Despite a wealth of fine material, Melody Fair couldn’t better the No. 88 chart placement of New Routes; it didn’t chart at all on the Billboard 200. Atco didn’t give up on Lulu, however. She recorded a number of non-LP singles for the label, which are included on the second disc here along with sides first issued in 2007 on this collection’s original U.K. release. Later sessions held at Criteria yielded an abundance of additional material, and only a couple of these tracks (Neil Goldberg’s boisterous, anthemic “Got to Believe in Love” and Robert Mosely and Leroy Swearingen’s Searchers tune “Goodbye My Love, Goodbye”) saw the light of day as non-LP singles. So did “Everybody’s Got to Clap” – in the same vein as “Hum a Song (From Your Heart)” – written by Maurice Gibb and Lulu’s brother Billy Lawrie, and produced by Maurice.
Wes Farrell (The Partridge Family, The McCoys) signed Lulu to his Chelsea Records following her tenure at Atco, but Farrell also recorded a few tracks with her at Atco which have been included here. They’re less distinctive than the Wexler/Dowd/Mardin material, with the delicious “It Takes a Real Man (To Bring Out the Woman in Me)” from L. Russell Brown and Irwin Levine (“I Woke Up in Love This Morning,” “Knock Three Times”) a highlight. Farrell’s production of “If I Could Change” is the farthest-removed track here from the southern soul template, embracing a pure bubblegum-esque pop sound.
Of the shelved material from Criteria, Lulu brought grit to Maurice and Barry Gibb’s earthy “Bury Me Down by the River” from their Cucumber Castle LP and Barry, Robin and Maurice’s pulsating “Back Home” from their 2 Years On. Elton John and Bernie Taupin’s impressionistic conversation in song, “Come Down in Time,” and Lesley Duncan’s oft-recorded “Love Song” (covered by Sir Elton with Duncan on his seminal Tumbleweed Connection) both retained their haunting power in Lulu’s renditions; it’s hard to believe these remained collecting dust for over 35 years. The empowerment anthem “Things are Getting Better” is another strong inclusion. Odds and ends round out The Atco Sessions, such as the Italian-language version of “Oh Me, Oh My” and early versions of “Hum a Song (From Your Heart),” “I Don’t Care Anymore” and “Got to Believe in Love.”

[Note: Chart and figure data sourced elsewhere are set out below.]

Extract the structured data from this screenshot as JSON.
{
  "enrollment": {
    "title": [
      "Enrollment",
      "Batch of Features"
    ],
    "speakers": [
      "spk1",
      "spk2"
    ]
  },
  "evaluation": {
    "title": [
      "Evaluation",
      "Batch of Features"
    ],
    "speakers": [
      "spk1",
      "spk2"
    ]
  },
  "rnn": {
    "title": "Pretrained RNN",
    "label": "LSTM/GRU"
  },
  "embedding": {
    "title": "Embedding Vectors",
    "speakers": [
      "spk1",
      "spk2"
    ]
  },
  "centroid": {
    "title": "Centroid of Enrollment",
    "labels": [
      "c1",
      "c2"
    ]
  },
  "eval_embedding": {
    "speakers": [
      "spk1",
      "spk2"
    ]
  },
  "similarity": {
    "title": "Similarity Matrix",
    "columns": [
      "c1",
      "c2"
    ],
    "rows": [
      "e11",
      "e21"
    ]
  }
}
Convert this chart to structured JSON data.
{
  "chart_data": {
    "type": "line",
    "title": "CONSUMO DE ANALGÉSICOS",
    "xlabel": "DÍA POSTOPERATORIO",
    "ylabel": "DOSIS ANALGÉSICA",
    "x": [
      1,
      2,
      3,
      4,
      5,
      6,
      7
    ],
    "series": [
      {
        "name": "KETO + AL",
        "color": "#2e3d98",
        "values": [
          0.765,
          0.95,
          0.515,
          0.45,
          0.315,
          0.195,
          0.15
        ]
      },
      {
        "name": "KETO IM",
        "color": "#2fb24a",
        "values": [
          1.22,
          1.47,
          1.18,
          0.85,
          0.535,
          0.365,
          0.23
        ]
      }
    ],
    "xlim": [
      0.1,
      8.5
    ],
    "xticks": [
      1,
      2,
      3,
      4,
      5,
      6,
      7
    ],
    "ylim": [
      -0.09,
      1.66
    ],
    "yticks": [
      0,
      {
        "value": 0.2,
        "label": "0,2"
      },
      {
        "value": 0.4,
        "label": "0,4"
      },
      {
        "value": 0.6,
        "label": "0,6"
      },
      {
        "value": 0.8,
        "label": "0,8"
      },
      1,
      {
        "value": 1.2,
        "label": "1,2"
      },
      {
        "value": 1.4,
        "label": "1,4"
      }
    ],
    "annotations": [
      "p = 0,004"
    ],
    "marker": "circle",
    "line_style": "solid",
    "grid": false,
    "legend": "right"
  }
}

The Atco Sessions was originally produced by Bill Inglot, and the superlative remastering by Inglot and Dan Hersch has been retained for this reissue. In lieu of Kieron Tyler’s original liner notes, however, the label has enlisted Richie Unterberger, and he has supplied a thorough and compelling account. Claire Morales’ redesign, slimming down the original digipak into a slim 2-CD jewel case, retains some of the art elements of the original packaging. The original covers of New Routes and Melody Fair are both included in the new 12-page booklet.
With a surprising number of Lulu’s albums still absent from CD, Real Gone’s reissue of The Atco Sessions happily fills in a gap for those who were unlucky enough to have missed it the first time around. Everybody’s got to clap at its heady brew of swampy rock, blue-eyed soul, funk and pop.